Posted: Friday, August 21, 2009 12:00 AM
Business-involvement stipulation for heir raises some concerns
By TIM HEARDEN
Capital Press
Farmers and ranchers are supporting a bill in Congress that would exempt certain land from the federal estate tax as long as the property is kept in agriculture.
The bill by U.S. Reps. Mike Thompson, D-Calif., and John Salazar, D-Colo., would deduct from the estate tax the value of farmland in cases where the heir had been involved in the farm operation for five of the past eight years.
The idea pleases ranchers such as California cattle producer Kevin Kester, whose family had to pay $2 million over 10 years to the Internal Revenue Service after his grandfather died in 1993.
"We struggled, and the net result over 10 years was we were not able to invest and reinvest in the ranch or have the employees that we should have," said Kester, who runs cows and grows winegrapes on 22,000 acres near Paso Robles.
"I have three children," he said. "Two are still in college and one is still in middle school, so they're not at the age to take over yet, but all three of them ... seem to have an interest and a desire to stay in the family cattle business."
Currently, under a tax-relief bill signed by then-President George W. Bush, estates valued at more than $3.5 million, or $7 million for a couple, are taxed at a 45 percent rate.

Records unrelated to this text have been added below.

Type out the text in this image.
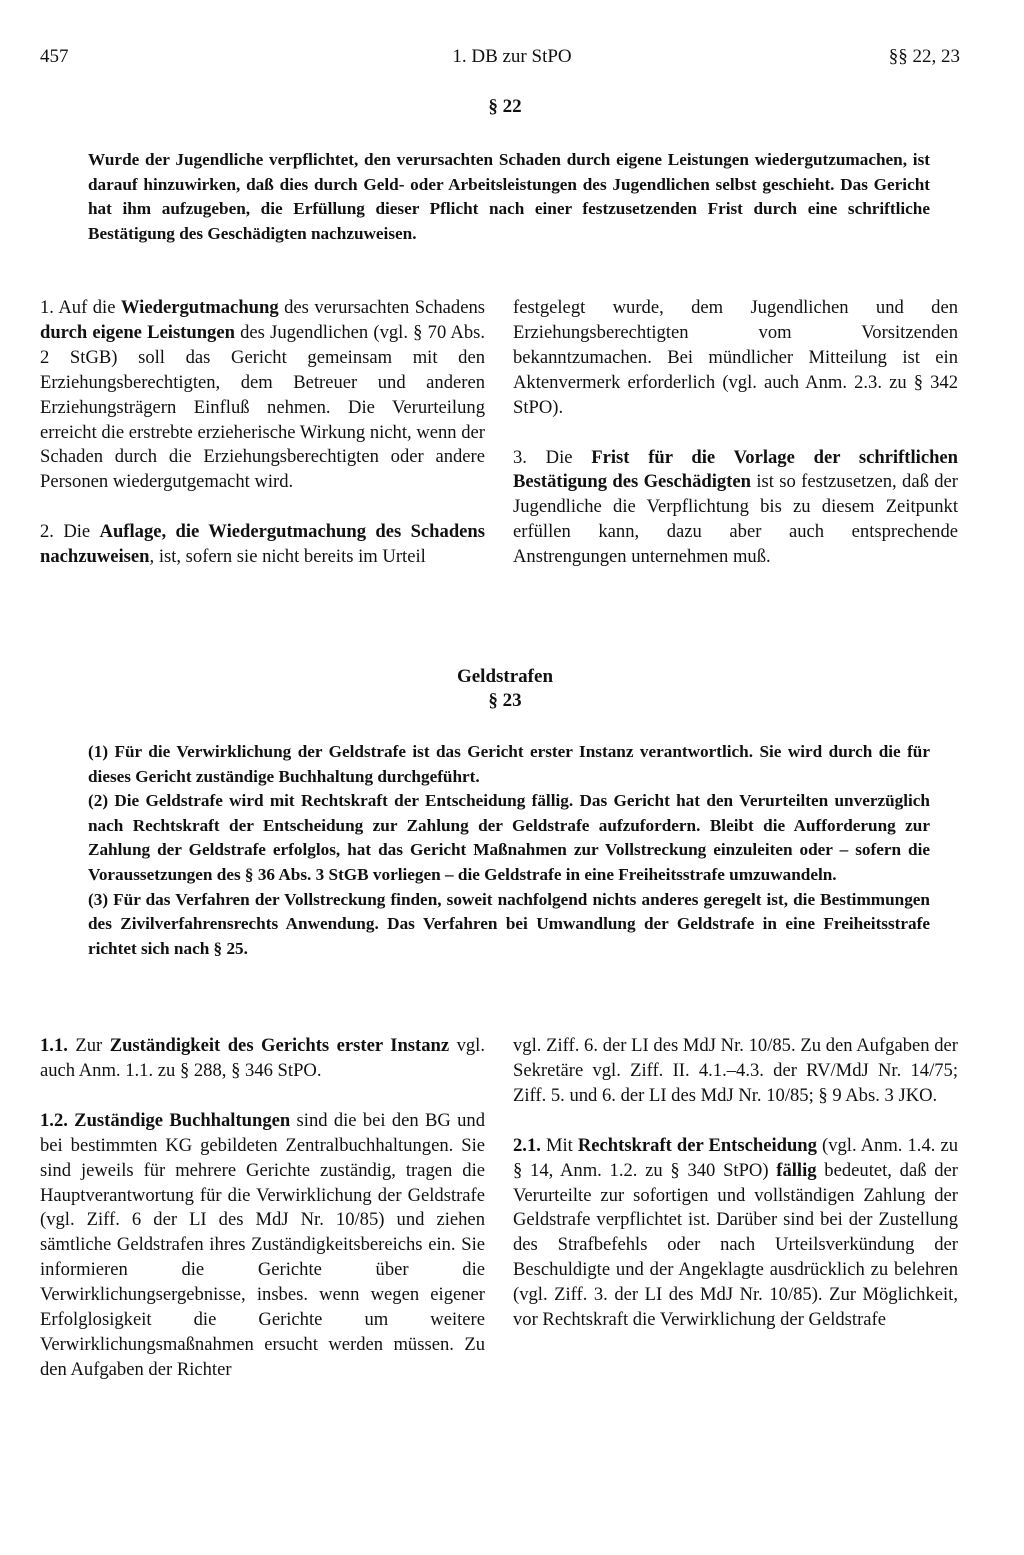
457	1. DB zur StPO	§§ 22, 23
§ 22

Wurde der Jugendliche verpflichtet, den verursachten Schaden durch eigene Leistungen wiedergutzumachen, ist darauf hinzuwirken, daß dies durch Geld- oder Arbeitsleistungen des Jugendlichen selbst geschieht. Das Gericht hat ihm aufzugeben, die Erfüllung dieser Pflicht nach einer festzusetzenden Frist durch eine schriftliche Bestätigung des Geschädigten nachzuweisen.

1. Auf die Wiedergutmachung des verursachten Schadens durch eigene Leistungen des Jugendlichen (vgl. § 70 Abs. 2 StGB) soll das Gericht gemeinsam mit den Erziehungsberechtigten, dem Betreuer und anderen Erziehungsträgern Einfluß nehmen. Die Verurteilung erreicht die erstrebte erzieherische Wirkung nicht, wenn der Schaden durch die Erziehungsberechtigten oder andere Personen wiedergutgemacht wird.

2. Die Auflage, die Wiedergutmachung des Schadens nachzuweisen, ist, sofern sie nicht bereits im Urteil

festgelegt wurde, dem Jugendlichen und den Erziehungsberechtigten vom Vorsitzenden bekanntzumachen. Bei mündlicher Mitteilung ist ein Aktenvermerk erforderlich (vgl. auch Anm. 2.3. zu § 342 StPO).

3. Die Frist für die Vorlage der schriftlichen Bestätigung des Geschädigten ist so festzusetzen, daß der Jugendliche die Verpflichtung bis zu diesem Zeitpunkt erfüllen kann, dazu aber auch entsprechende Anstrengungen unternehmen muß.

Geldstrafen
§ 23

(1) Für die Verwirklichung der Geldstrafe ist das Gericht erster Instanz verantwortlich. Sie wird durch die für dieses Gericht zuständige Buchhaltung durchgeführt.

(2) Die Geldstrafe wird mit Rechtskraft der Entscheidung fällig. Das Gericht hat den Verurteilten unverzüglich nach Rechtskraft der Entscheidung zur Zahlung der Geldstrafe aufzufordern. Bleibt die Aufforderung zur Zahlung der Geldstrafe erfolglos, hat das Gericht Maßnahmen zur Vollstreckung einzuleiten oder – sofern die Voraussetzungen des § 36 Abs. 3 StGB vorliegen – die Geldstrafe in eine Freiheitsstrafe umzuwandeln.

(3) Für das Verfahren der Vollstreckung finden, soweit nachfolgend nichts anderes geregelt ist, die Bestimmungen des Zivilverfahrensrechts Anwendung. Das Verfahren bei Umwandlung der Geldstrafe in eine Freiheitsstrafe richtet sich nach § 25.

1.1. Zur Zuständigkeit des Gerichts erster Instanz vgl. auch Anm. 1.1. zu § 288, § 346 StPO.

1.2. Zuständige Buchhaltungen sind die bei den BG und bei bestimmten KG gebildeten Zentralbuchhaltungen. Sie sind jeweils für mehrere Gerichte zuständig, tragen die Hauptverantwortung für die Verwirklichung der Geldstrafe (vgl. Ziff. 6 der LI des MdJ Nr. 10/85) und ziehen sämtliche Geldstrafen ihres Zuständigkeitsbereichs ein. Sie informieren die Gerichte über die Verwirklichungsergebnisse, insbes. wenn wegen eigener Erfolglosigkeit die Gerichte um weitere Verwirklichungsmaßnahmen ersucht werden müssen. Zu den Aufgaben der Richter

vgl. Ziff. 6. der LI des MdJ Nr. 10/85. Zu den Aufgaben der Sekretäre vgl. Ziff. II. 4.1.–4.3. der RV/MdJ Nr. 14/75; Ziff. 5. und 6. der LI des MdJ Nr. 10/85; § 9 Abs. 3 JKO.

2.1. Mit Rechtskraft der Entscheidung (vgl. Anm. 1.4. zu § 14, Anm. 1.2. zu § 340 StPO) fällig bedeutet, daß der Verurteilte zur sofortigen und vollständigen Zahlung der Geldstrafe verpflichtet ist. Darüber sind bei der Zustellung des Strafbefehls oder nach Urteilsverkündung der Beschuldigte und der Angeklagte ausdrücklich zu belehren (vgl. Ziff. 3. der LI des MdJ Nr. 10/85). Zur Möglichkeit, vor Rechtskraft die Verwirklichung der Geldstrafe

If Congress doesn't act, the rate is set to revert in 2011 to 55 percent on estates worth $1 million or more.
Farmers and ranchers have long contended that the tax often forces families to sell all or part of their land when a loved one dies.

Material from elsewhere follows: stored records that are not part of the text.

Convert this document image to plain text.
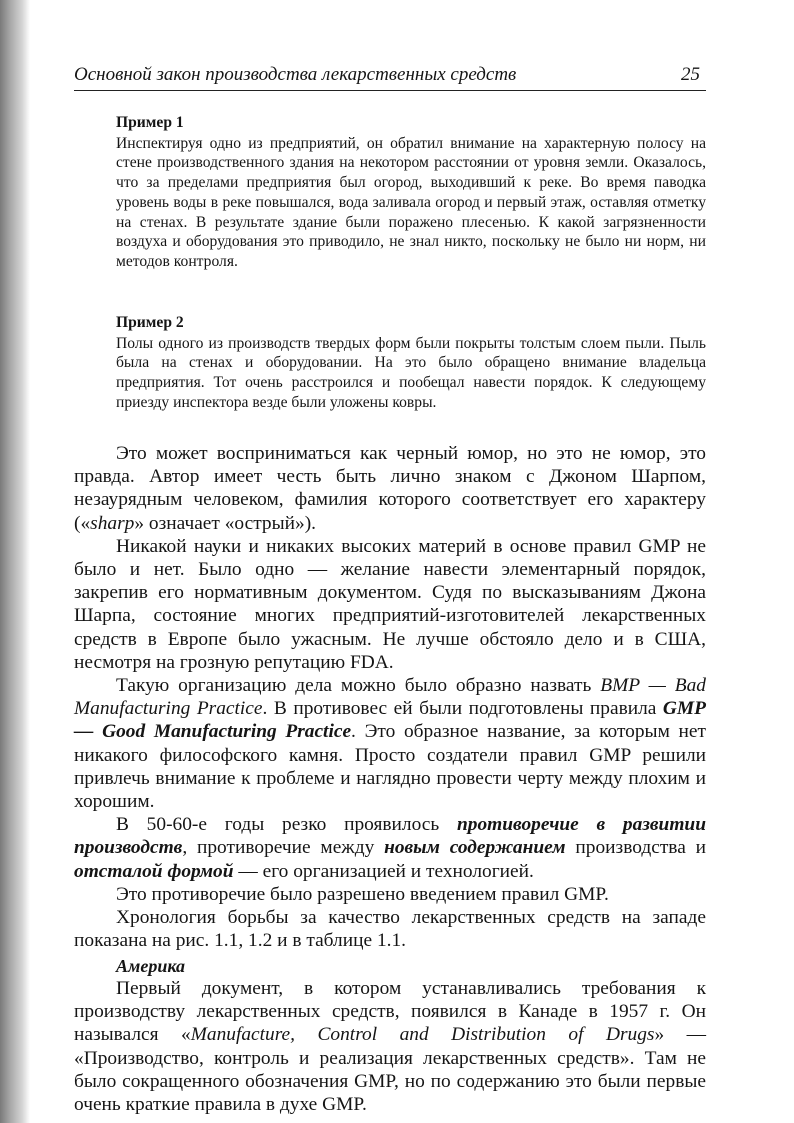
Основной закон производства лекарственных средств	25
Пример 1
Инспектируя одно из предприятий, он обратил внимание на характерную полосу на стене производственного здания на некотором расстоянии от уровня земли. Оказалось, что за пределами предприятия был огород, выходивший к реке. Во время паводка уровень воды в реке повышался, вода заливала огород и первый этаж, оставляя отметку на стенах. В результате здание были поражено плесенью. К какой загрязненности воздуха и оборудования это приводило, не знал никто, поскольку не было ни норм, ни методов контроля.
Пример 2
Полы одного из производств твердых форм были покрыты толстым слоем пыли. Пыль была на стенах и оборудовании. На это было обращено внимание владельца предприятия. Тот очень расстроился и пообещал навести порядок. К следующему приезду инспектора везде были уложены ковры.

Это может восприниматься как черный юмор, но это не юмор, это правда. Автор имеет честь быть лично знаком с Джоном Шарпом, незаурядным человеком, фамилия которого соответствует его характеру («sharp» означает «острый»).

Никакой науки и никаких высоких материй в основе правил GMP не было и нет. Было одно — желание навести элементарный порядок, закрепив его нормативным документом. Судя по высказываниям Джона Шарпа, состояние многих предприятий-изготовителей лекарственных средств в Европе было ужасным. Не лучше обстояло дело и в США, несмотря на грозную репутацию FDA.

Такую организацию дела можно было образно назвать BMP — Bad Manufacturing Practice. В противовес ей были подготовлены правила GMP — Good Manufacturing Practice. Это образное название, за которым нет никакого философского камня. Просто создатели правил GMP решили привлечь внимание к проблеме и наглядно провести черту между плохим и хорошим.

В 50-60-е годы резко проявилось противоречие в развитии производств, противоречие между новым содержанием производства и отсталой формой — его организацией и технологией.

Это противоречие было разрешено введением правил GMP.

Хронология борьбы за качество лекарственных средств на западе показана на рис. 1.1, 1.2 и в таблице 1.1.

Америка

Первый документ, в котором устанавливались требования к производству лекарственных средств, появился в Канаде в 1957 г. Он назывался «Manufacture, Control and Distribution of Drugs» — «Производство, контроль и реализация лекарственных средств». Там не было сокращенного обозначения GMP, но по содержанию это были первые очень краткие правила в духе GMP.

"There've been a lot of ranches lost over the years because they couldn't pay inheritance tax," said Tom McDonnell, executive vice president of the Idaho Cattle Association. Repealing the tax, he said, has been a priority for cattlemen's groups for years.
Among those has been the National Cattlemen's Beef Association, which has been meeting with the House of Representatives' Agriculture Committee members and other lawmakers to seek relief from the so-called "death tax," said Jill Davidsaver, the organization's manager of legislative affairs in Washington, D.C.
"We've had so many people weigh in with their stories where maybe they've not had to sell the entire farm, but they've had to sell a family's portion to pay the tax," Davidsaver said. "We've had some who had to go out of business because of the tax. We were pleased to see this bill come forward."
The bill has raised some concerns among producers, largely because of the stipulation that the heir has had to have been involved in the business, said Kester, the first vice president of the California Cattlemen's Association.
Also, if the land is used or sold for other purposes besides agriculture, a recapture tax would be imposed.
Still, the legislation breathes new life into farm groups' tax-relief hopes after a Senate budget amendment to raise exemptions from the estate tax failed earlier this year.
U.S. Sens. Blanche Lincoln, D-Ark., and Jon Kyl, R-Ariz., wanted to raise the exemption to $5 million for an individual and $10 million for a couple, indexed for inflation. But a House-Senate conference committee stripped the provision from the budget bill in late April.
Thompson, the main sponsor of the Family Farm Preservation and Conservation Estate Tax Act, serves a district that traverses the Northern California coastline and includes the wine-rich Napa Valley and Sonoma County areas. But the bill may be more about preserving open space than wine.
The California Cattlemen's Association has stressed to Thompson that ranches have value for their preservation of wildlife and other natural resources as well as for their food production, said Matt Byrne, the organization's executive vice president.
In Idaho, the ranching industry consists of mostly family operations, with brother partnerships and father-and-son businesses the most common. The estate tax can take up to 50 percent of a ranch's value, McDonnell said.
That's because the real estate value far exceeds the ranch's true economic value -- what it produces to grow its value over the years, he said. With the land value based on potential scenic and recreational assets, the tax essentially prices operators out of the ranch, McDonnell said.
The same is true in California, Byrne said.
"California is a unique with its land value situation and the fact that many ranches far exceed the exemption level under the current estate tax," he said. "Along with the fact that the exemption is set to expire ... it creates a lot of uncertainty.
"Really, it (the bill) provides a whole degree of protection at the time of generational transfer," Byrne said. "There's a whole lot of ranchers in the state that want to keep their traditions alive. ... The last thing they want to have is a tax bill that finally pushes the ranch under."
Capital Press staff writer Carol Ryan Dumas contributed to this report.